PITY THE POOR CORPORATIONS

Joseph Heller’s novel, “Catch-22” tells the story of a group of bomber pilots and crew members in a fictional combat squadron stationed in Italy during World War II. All the pilots and crew members want to go home but a certain number of missions have to be flown in order for that to happen.

The problem is, that every time the crew members reach the required number of missions, that number is raised again. The only other way for anyone to get out of the unit is because of insanity.

The “catch” from the title is this: To be declared insane it is necessary for crew members to ask for a transfer based on insanity -- but asking for the transfer proves that crew members are sane because any sane person would want out of the unit.

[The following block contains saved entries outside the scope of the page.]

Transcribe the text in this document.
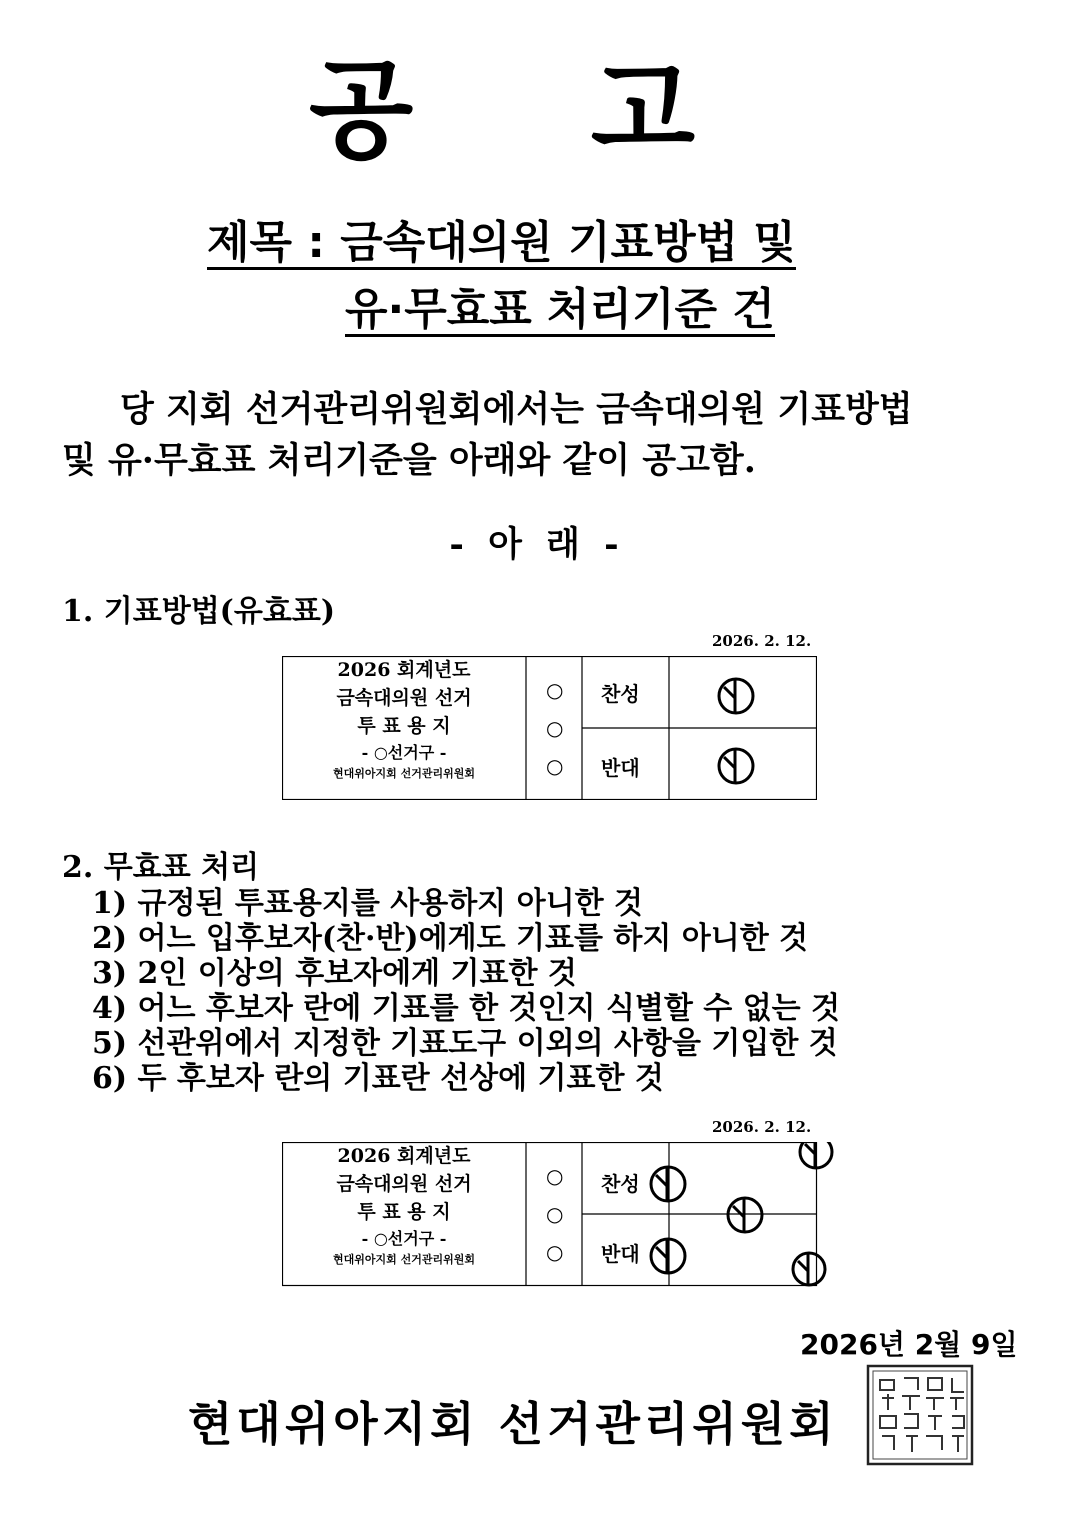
공 고
제목 : 금속대의원 기표방법 및
유·무효표 처리기준 건
당 지회 선거관리위원회에서는 금속대의원 기표방법
및 유·무효표 처리기준을 아래와 같이 공고함.
- 아 래 -
1. 기표방법(유효표)
2026. 2. 12.
2026 회계년도
금속대의원 선거
투 표 용 지
- ○선거구 -
현대위아지회 선거관리위원회
○
○
○
찬성
반대
2. 무효표 처리
1) 규정된 투표용지를 사용하지 아니한 것
2) 어느 입후보자(찬·반)에게도 기표를 하지 아니한 것
3) 2인 이상의 후보자에게 기표한 것
4) 어느 후보자 란에 기표를 한 것인지 식별할 수 없는 것
5) 선관위에서 지정한 기표도구 이외의 사항을 기입한 것
6) 두 후보자 란의 기표란 선상에 기표한 것
2026. 2. 12.
2026 회계년도
금속대의원 선거
투 표 용 지
- ○선거구 -
현대위아지회 선거관리위원회
○
○
○
찬성
반대
2026년 2월 9일
현대위아지회 선거관리위원회
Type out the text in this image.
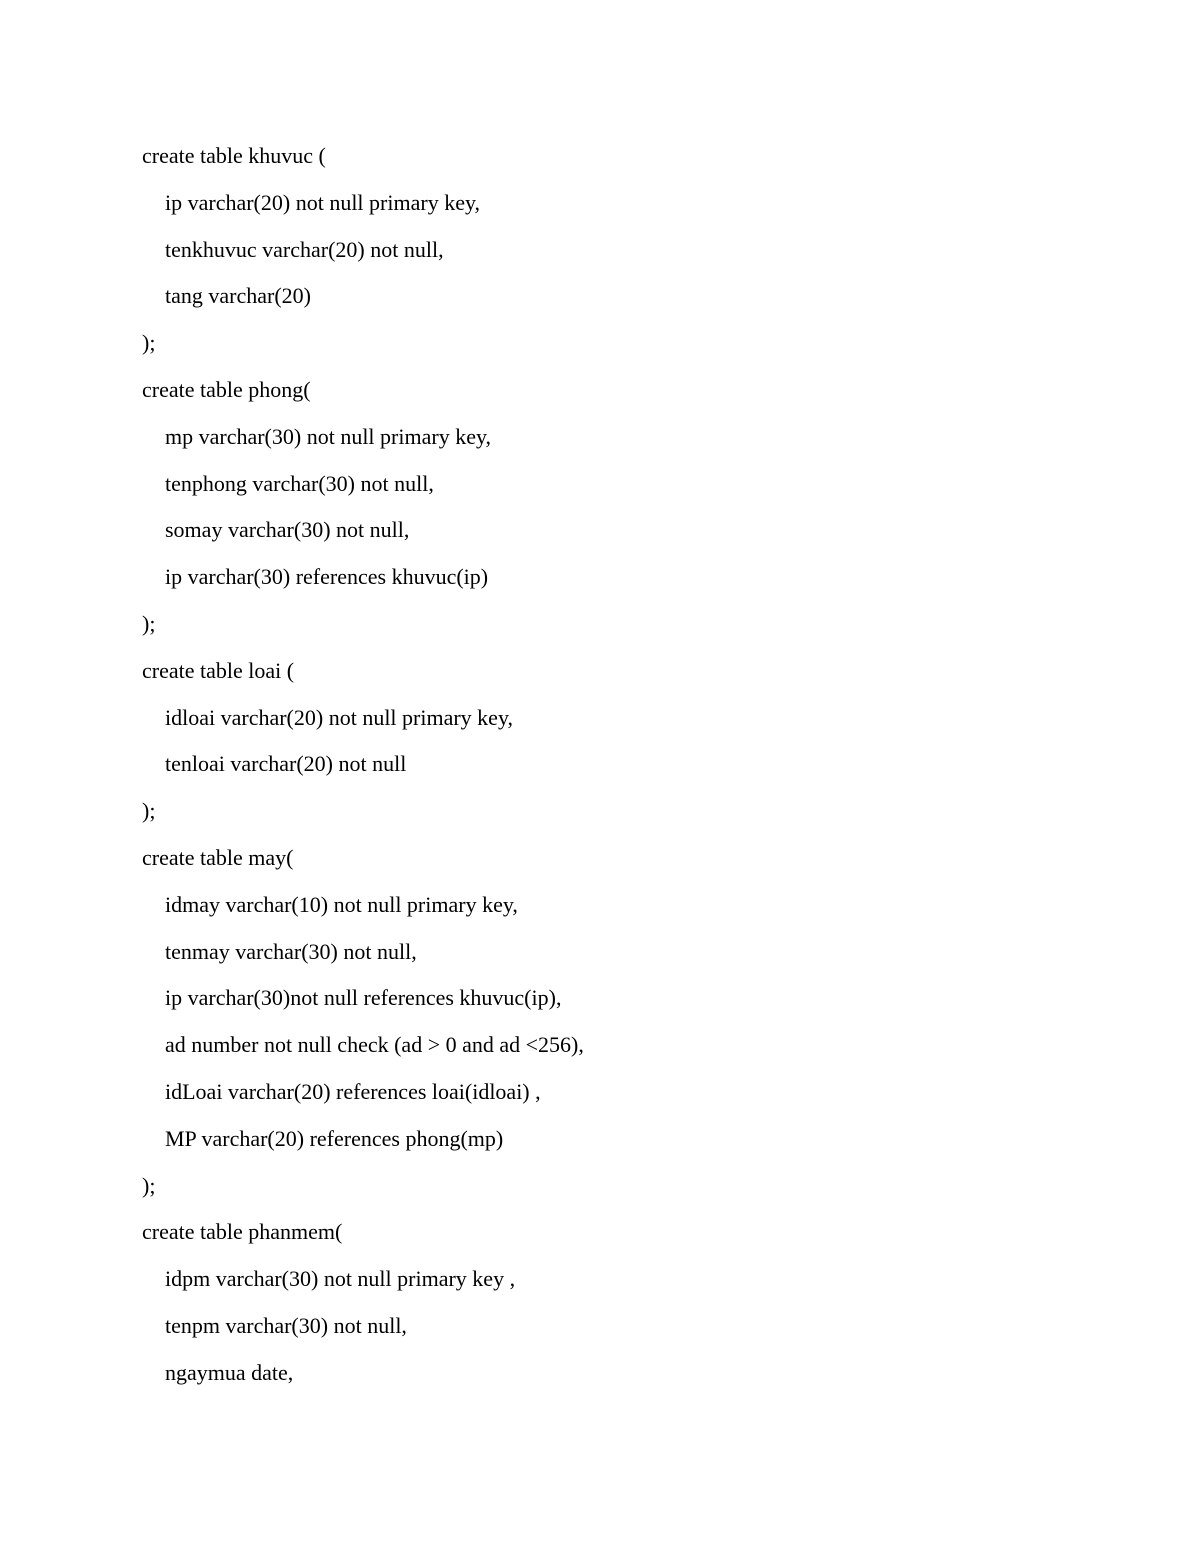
create table khuvuc (
ip varchar(20) not null primary key,
tenkhuvuc varchar(20) not null,
tang varchar(20)
);
create table phong(
mp varchar(30) not null primary key,
tenphong varchar(30) not null,
somay varchar(30) not null,
ip varchar(30) references khuvuc(ip)
);
create table loai (
idloai varchar(20) not null primary key,
tenloai varchar(20) not null
);
create table may(
idmay varchar(10) not null primary key,
tenmay varchar(30) not null,
ip varchar(30)not null references khuvuc(ip),
ad number not null check (ad > 0 and ad <256),
idLoai varchar(20) references loai(idloai) ,
MP varchar(20) references phong(mp)
);
create table phanmem(
idpm varchar(30) not null primary key ,
tenpm varchar(30) not null,
ngaymua date,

Many female and former female employees of Wal-Mart have been placed in a similar situation by the right-thinking justices of the U.S. Supreme Court. It’s an interesting story that ends with a feat of legal sleight-of-hand that would have made Harry Houdini jealous.

The original case has been working its way through the judicial system for some time, most recently as a class-action suit, but the Supremes have now ruled that the plaintiffs don’t have enough in common to be called a “class.”

Women in 4000 or so Wal-Mart stores across the United States had claimed that the practice of leaving promotions to local managers, with no standard policy, led to generalized discrimination against female employees.

The Supreme Court agreed that Wal-Mart has no standard policy for promotions and for that very reason the class action suit couldn’t be allowed to proceed -- because Wal-Mart allowed mostly male managers a free hand in promotions.

More than 70 percent of Wal-Mart’s hourly workers are female, but women represent less than 10 percent of store managers and 4 percent of district managers, according to the lawsuit.

It’s pretty easy to see why current and former female employees might have begun to suspect a deliberate policy of corporate discrimination against women. Not so, ruled the majority of our nation’s highest court.

By implication, all the would-be plaintiffs in the class action suit had merely jumped to conclusions based on statistics. Mind you, statistics have been consistently used to prove other forms of discrimination, but the current Supremes are not big on legal precedents.

Individual lawsuits against Wal-Mart alleging discrimination can go forward, the Supremes said.

It will be more difficult, of course, because the Supreme Court has ruled that statistics don’t count – and in order to win discrimination suits, the individuals involved would have to talk their fellow employees, many still drawing Wal-Mart paychecks, into testifying on their behalf.

This would be some feat considering that the Supreme Court has just crushed an effort to make Wal-Mart accountable for how employees are treated.

It’s a novel approach to judicial thinking. Nobody denies that the policy of leaving promotions strictly to the discretion of mostly male managers has caused discrimination, but Wal-Mart the corporation can’t be held responsible because the people running it never created a fair, uniform code that covered all the 4,000 stores involved.

Furthermore, the Supremes didn’t even order Wal-Mart to fix the system-wide policy. Corporations have rights that apparently outweigh human rights. If the courts interfere with corporations, who knows what it will lead to – and who else has enough money to support politicians in the manner to which they have become accustomed?